3. AMOS Assembly Validation and Visualization.
The Institute for Genomic Research. Rockville, MD. April 7, 2006.

During my talk, I will discuss the techniques and tools to discover and correct misassemblies in genome assemblies. The three primary sources of information used to detect misassemblies are the "happiness" of the mate-pairs, the base call agreement within the multiple alignment of reads, and the depth of coverage of those reads.

The open source AMOS assembly package provides tools for systematically analyzing these qualities to discover regions with potential misassemblies. The AMOS Assembly Investigator is a powerful genome assembly visualizer with semantic zooming capabilities. It allows one to navigate and visually inspect these potential misassemblies in a systematic fashion at all levels of detail. Once regions with misassemblies have been identified, users can correct the misassemblies with the AMOS contig patching tools.


2. Improving Genome Assemblies without Sequencing.
CBCB Seminar. Univ. of Maryland. College Park, MD. Sept. 28, 2005.

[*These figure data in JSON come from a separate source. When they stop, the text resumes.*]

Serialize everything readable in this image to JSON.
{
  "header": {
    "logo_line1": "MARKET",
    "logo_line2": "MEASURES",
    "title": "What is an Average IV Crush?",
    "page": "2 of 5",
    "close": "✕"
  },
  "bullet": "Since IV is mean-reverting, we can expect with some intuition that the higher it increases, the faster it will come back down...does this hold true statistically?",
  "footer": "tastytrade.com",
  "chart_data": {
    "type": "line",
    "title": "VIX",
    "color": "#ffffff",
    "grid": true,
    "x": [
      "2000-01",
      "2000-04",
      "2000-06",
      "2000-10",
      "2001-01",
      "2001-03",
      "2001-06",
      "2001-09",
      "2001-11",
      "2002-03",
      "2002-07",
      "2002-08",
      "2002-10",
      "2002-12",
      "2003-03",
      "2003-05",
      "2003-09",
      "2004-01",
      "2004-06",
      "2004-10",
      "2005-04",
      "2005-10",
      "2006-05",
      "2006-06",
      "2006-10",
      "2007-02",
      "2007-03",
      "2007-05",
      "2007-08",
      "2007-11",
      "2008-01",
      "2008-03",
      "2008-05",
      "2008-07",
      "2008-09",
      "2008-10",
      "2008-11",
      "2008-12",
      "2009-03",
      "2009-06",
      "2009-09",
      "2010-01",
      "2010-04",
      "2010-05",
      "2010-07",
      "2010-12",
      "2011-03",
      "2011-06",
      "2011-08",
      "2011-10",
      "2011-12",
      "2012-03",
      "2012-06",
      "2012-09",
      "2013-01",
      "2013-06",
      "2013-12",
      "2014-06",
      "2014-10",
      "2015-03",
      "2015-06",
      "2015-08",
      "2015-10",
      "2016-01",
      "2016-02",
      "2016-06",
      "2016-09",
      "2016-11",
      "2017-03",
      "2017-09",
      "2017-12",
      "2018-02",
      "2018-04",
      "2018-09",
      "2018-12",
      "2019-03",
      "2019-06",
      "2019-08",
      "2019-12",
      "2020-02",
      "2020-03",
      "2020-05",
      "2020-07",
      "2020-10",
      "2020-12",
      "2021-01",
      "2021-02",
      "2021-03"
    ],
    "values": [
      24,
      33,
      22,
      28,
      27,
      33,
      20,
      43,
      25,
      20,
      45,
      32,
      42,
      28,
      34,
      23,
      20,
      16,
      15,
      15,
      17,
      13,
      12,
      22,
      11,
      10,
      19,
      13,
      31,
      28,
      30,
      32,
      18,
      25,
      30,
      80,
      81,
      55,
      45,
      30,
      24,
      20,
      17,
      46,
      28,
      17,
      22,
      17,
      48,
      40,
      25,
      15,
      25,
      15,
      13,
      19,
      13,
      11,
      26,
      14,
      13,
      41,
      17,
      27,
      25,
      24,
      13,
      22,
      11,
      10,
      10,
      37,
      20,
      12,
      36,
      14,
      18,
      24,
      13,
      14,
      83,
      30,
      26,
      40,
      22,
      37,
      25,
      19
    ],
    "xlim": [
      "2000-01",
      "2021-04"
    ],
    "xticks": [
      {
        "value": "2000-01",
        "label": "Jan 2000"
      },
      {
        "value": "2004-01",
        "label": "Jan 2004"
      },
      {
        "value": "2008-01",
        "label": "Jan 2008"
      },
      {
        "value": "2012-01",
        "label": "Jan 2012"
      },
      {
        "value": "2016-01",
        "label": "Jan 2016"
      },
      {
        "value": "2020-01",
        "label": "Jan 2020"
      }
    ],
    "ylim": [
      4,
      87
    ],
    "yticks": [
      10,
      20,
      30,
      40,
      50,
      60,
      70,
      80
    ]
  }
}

Genome assembly is the problem of reconstructing the genome sequence of an organism from a collection of short sequenced reads. An assembly takes the form of contiguous stretches of DNA sequence (contigs) linked together in scaffolds by mate-pair and other information. Genome assembly is scientifically one of the most important areas of bioinformatics research as an accurate genome sequence is needed for addressing several fundamental biological questions. Unfortunately, it is also one of the most complex computationally, having been proved NP-hard under various formalisms and a typical problem size of thousands or millions of inputs.

During my talk, I will discuss some of the algorithmic challenges and trade-offs in genome assembly. I will also discuss some computational methods for improving an assembly, which can be applied generally but without requiring additional laboratory results. One method was implemented in AutoEditor, which acts as a second generation base-caller to find and correct base-calling errors in reads using the original chromatogram trace and the multiple alignment of reads. A second was implemented in AutoJoiner, which attempts to automatically close gaps between linked contigs, and generally enhance contig quality, by extending the usable portion of reads within an assembly.


1. Improving Genome Assemblies without Sequencing.
The Institute for Genomics Research. Rockville, MD. April 25, 2005.